Remortgages are Worth Jumping to from a Risky SVR
Homeowners that either chose not to or could not get a remortgage when their current mortgage deal ended were converted over to their lender’s standard variable rate (SVR). In the beginning of the year homeowners likely noticed little difference as they sat on their lender’s SVR. Despite a SVR rate being risky due to the lender’s ability to raise or lower the rate with little notice and without being tied to the Bank of England’s standard base rate many homeowners found little motivation to seek a remortgage.

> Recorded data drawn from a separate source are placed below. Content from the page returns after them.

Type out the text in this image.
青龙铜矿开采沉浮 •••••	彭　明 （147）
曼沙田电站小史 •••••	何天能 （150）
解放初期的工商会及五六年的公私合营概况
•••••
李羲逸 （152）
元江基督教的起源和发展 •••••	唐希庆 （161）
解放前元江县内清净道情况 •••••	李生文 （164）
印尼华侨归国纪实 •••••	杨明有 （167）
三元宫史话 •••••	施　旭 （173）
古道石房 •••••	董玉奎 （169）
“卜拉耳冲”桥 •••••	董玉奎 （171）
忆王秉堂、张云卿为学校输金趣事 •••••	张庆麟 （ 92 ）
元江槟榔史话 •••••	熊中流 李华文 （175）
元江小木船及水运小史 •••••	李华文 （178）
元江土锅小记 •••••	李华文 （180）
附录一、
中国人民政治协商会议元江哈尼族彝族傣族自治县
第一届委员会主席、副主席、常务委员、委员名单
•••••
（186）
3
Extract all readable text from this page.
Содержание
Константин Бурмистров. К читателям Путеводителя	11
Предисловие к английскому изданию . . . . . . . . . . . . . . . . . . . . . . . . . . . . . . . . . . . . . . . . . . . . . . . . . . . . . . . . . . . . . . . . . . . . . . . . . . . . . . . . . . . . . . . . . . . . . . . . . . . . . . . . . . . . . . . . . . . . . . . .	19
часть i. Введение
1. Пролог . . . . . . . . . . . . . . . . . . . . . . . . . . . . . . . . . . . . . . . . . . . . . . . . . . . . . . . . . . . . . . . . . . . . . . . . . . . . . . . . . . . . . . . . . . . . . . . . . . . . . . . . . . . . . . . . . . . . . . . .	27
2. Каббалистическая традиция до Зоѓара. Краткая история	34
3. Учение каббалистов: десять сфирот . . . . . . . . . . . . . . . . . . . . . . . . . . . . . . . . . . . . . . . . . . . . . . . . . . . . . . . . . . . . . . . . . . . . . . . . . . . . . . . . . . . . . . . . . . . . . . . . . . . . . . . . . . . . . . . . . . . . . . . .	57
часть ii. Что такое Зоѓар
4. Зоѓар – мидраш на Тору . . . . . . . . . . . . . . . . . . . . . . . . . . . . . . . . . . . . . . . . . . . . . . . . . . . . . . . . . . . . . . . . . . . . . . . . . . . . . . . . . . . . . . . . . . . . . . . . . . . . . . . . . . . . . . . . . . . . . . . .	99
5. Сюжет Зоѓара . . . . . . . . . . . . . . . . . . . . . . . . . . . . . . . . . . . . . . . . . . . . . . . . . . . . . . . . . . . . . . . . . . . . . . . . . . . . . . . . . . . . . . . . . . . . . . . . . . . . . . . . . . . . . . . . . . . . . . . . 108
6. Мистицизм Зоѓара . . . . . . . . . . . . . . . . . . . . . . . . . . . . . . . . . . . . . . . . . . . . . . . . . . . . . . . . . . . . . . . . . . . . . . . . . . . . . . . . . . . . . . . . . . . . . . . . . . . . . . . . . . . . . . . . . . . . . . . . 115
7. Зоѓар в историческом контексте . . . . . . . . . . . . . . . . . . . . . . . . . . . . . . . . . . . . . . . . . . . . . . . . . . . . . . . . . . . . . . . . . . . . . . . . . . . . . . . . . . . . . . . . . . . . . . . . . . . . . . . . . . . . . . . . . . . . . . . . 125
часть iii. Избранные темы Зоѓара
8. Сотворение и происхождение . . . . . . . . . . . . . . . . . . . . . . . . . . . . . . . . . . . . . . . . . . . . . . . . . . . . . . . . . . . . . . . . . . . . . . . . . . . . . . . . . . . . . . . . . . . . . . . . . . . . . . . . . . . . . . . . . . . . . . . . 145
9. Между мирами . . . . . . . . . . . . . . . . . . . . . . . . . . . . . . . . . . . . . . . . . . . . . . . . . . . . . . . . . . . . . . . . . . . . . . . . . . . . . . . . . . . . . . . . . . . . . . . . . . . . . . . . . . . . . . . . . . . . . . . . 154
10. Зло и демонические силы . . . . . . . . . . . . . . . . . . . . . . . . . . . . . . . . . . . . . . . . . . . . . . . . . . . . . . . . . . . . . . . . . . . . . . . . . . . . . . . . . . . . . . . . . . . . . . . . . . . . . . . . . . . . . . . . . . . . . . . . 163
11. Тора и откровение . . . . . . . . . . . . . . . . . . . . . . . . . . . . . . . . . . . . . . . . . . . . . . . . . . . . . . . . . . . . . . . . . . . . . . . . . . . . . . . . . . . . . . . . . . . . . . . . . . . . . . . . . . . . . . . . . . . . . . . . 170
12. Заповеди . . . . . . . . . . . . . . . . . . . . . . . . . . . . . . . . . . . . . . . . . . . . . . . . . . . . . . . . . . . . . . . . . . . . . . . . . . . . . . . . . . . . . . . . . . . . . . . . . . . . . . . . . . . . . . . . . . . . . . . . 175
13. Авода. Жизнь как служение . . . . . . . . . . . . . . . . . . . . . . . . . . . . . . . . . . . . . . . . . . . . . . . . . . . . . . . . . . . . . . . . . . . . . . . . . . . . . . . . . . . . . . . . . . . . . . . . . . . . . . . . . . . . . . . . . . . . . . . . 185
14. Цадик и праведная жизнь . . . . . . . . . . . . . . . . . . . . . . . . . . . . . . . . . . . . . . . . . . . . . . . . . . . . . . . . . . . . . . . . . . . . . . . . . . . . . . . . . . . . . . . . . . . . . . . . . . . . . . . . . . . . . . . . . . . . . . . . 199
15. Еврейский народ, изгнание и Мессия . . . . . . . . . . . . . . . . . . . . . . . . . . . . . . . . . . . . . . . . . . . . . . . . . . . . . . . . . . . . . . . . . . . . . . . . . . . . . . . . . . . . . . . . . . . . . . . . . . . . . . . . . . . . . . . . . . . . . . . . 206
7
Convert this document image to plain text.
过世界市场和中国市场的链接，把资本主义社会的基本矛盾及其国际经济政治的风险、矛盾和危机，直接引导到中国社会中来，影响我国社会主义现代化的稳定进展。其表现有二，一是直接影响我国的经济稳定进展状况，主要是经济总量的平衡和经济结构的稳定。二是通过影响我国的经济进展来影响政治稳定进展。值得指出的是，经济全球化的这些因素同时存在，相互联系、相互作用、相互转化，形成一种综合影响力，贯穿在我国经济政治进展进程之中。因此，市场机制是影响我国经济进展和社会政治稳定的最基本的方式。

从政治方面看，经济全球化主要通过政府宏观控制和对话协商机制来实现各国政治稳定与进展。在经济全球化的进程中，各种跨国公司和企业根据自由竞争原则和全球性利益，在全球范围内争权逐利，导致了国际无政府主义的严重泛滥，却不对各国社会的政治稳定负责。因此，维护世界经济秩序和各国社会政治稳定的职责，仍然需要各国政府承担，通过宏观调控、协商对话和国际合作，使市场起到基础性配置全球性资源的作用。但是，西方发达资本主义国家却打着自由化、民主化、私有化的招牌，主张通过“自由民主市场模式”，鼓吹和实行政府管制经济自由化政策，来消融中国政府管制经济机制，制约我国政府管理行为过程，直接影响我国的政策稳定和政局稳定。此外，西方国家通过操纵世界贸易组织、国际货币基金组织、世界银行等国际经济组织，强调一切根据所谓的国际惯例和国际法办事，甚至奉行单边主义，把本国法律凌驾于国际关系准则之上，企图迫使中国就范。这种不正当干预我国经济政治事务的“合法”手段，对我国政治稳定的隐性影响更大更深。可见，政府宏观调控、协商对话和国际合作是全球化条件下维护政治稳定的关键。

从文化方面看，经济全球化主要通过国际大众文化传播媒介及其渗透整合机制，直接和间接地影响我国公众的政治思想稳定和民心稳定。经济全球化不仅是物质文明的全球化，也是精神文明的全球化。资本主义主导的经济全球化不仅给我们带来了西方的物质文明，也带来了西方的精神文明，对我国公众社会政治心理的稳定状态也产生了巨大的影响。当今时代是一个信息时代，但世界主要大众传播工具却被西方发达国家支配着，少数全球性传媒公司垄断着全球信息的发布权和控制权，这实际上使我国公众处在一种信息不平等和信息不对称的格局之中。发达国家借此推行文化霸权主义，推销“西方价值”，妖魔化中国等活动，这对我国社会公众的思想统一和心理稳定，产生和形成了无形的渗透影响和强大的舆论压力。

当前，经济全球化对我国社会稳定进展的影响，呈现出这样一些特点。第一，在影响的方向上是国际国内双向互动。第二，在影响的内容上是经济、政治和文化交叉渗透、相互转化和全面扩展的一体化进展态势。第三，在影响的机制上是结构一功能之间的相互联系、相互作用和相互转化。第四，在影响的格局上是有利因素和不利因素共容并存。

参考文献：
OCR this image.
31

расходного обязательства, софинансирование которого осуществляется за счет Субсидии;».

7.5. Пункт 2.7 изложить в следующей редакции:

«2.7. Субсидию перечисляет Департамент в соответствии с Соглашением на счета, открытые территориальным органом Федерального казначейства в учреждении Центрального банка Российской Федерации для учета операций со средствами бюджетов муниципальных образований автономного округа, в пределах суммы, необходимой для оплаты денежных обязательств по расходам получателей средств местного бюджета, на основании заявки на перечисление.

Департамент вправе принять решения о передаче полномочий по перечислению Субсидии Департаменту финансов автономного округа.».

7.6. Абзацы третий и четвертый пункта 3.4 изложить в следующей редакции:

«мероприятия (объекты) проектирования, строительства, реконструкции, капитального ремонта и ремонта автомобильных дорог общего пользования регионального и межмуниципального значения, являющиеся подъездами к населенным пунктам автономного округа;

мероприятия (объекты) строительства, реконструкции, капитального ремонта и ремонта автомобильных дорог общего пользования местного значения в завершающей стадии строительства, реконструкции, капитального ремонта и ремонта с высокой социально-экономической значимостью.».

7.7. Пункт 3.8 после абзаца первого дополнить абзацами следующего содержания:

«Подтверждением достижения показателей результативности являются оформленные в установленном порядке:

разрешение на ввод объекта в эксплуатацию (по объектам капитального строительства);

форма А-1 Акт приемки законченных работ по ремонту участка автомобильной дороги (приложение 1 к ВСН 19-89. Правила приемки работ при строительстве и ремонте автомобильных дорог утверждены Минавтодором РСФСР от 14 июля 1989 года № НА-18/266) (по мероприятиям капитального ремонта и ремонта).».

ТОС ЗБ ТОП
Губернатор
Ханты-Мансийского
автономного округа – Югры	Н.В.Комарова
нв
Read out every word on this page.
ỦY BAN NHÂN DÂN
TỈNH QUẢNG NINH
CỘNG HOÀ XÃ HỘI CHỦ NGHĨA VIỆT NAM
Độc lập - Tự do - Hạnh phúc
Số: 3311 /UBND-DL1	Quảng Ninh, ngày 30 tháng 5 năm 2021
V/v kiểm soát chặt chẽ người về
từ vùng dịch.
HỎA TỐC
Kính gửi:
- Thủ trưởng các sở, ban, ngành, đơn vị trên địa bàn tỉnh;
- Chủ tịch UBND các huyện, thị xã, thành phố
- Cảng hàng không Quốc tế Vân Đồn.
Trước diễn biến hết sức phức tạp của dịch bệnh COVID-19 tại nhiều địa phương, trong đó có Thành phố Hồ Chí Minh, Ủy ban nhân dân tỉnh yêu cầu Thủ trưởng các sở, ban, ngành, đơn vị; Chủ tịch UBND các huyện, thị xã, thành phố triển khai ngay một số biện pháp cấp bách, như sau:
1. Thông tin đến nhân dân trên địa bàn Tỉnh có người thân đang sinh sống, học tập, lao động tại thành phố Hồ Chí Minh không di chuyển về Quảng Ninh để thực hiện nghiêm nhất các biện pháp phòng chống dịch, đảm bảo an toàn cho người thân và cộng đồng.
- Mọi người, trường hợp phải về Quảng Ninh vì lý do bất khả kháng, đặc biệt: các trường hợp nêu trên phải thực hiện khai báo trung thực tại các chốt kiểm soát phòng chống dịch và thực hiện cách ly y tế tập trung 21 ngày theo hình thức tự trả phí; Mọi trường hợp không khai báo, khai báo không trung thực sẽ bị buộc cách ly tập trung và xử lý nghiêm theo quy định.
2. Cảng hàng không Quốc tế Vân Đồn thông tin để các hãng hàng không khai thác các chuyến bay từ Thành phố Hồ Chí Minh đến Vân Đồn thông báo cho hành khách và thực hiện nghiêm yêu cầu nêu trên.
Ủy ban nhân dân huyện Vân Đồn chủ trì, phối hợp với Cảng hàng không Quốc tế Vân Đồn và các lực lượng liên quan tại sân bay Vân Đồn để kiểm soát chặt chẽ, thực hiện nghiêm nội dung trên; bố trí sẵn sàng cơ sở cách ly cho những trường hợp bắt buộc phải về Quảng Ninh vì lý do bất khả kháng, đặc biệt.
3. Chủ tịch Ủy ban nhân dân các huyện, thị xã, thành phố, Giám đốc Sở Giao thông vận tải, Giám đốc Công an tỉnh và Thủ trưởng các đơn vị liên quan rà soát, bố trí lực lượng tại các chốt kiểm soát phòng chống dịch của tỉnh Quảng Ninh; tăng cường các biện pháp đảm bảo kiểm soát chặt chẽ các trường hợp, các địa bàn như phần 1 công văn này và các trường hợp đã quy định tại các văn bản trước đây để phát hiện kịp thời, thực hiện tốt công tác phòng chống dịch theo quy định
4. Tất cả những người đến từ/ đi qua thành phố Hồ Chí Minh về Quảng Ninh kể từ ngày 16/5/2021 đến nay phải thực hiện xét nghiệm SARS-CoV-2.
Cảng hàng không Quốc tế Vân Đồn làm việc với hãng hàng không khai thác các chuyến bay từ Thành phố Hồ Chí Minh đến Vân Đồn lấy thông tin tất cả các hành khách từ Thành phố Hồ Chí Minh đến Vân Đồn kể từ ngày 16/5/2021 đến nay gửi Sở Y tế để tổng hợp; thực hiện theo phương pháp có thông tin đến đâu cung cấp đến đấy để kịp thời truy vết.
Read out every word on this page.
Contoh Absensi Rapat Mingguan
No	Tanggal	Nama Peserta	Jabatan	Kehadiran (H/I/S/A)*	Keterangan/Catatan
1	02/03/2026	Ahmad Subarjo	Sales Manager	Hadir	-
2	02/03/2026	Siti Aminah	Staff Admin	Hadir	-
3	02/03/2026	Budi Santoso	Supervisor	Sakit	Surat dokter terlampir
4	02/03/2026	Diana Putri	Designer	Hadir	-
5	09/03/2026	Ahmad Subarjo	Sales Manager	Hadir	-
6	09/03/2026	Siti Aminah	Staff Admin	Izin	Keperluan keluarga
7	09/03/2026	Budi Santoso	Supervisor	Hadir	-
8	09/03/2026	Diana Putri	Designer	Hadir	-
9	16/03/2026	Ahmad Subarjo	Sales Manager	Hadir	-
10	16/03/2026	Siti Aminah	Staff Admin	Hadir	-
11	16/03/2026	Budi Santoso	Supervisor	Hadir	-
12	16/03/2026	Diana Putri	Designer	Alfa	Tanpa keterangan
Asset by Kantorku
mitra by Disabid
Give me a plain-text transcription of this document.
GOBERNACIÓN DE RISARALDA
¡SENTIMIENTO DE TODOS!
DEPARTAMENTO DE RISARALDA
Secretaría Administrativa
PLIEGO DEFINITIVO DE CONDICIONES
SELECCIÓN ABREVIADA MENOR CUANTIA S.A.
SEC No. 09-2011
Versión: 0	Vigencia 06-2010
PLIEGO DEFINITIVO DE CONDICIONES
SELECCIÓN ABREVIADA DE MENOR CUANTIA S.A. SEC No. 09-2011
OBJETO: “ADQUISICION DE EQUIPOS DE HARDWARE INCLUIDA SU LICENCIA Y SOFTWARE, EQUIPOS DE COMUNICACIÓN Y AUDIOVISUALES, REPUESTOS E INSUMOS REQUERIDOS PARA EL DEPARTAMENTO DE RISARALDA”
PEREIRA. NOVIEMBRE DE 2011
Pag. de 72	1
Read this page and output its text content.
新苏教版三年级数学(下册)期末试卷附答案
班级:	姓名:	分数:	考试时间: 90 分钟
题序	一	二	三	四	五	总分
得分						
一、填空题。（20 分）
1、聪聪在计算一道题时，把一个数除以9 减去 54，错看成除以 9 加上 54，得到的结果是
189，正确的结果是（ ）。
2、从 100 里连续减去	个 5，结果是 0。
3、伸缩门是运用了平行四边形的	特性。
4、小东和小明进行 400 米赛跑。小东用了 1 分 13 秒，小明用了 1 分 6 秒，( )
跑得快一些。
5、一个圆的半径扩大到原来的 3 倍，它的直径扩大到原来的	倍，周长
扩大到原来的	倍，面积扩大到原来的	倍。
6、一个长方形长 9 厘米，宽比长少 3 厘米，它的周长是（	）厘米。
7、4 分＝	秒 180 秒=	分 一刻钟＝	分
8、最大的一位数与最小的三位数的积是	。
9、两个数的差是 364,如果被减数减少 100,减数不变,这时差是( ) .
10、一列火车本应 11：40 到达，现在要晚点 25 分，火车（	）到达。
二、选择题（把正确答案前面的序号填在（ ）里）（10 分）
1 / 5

However lenders began raising their SVR levels and homeowners began to take notice. Motivation was no longer the push to remortgage but rather escape from rising SVRs. According to data from the Bank of England the average standard variable rates have reached 4.2% and yet there are remortgages on the market far below that and at loan to value levels much better than were previously available. In recent weeks lenders have been cutting their cost of fixed and tracker mortgages to levels not seen in decades and some historically low.
There are actually remortgages to be found below 3% and others near that amount, while not as low, have incredibly good freebies and low fees or no fees associated with them. Either by shopping around or by using a remortgage broker, homeowners currently on their lender’s SVR or close to their mortgage deal ending are likely to find they could save money and avoid rising SVR levels with a remortgage. Homeowners should put aside any loyalty to a present lender and be willing to switch for a better interest rate and the security of a fixed or tracker remortgage.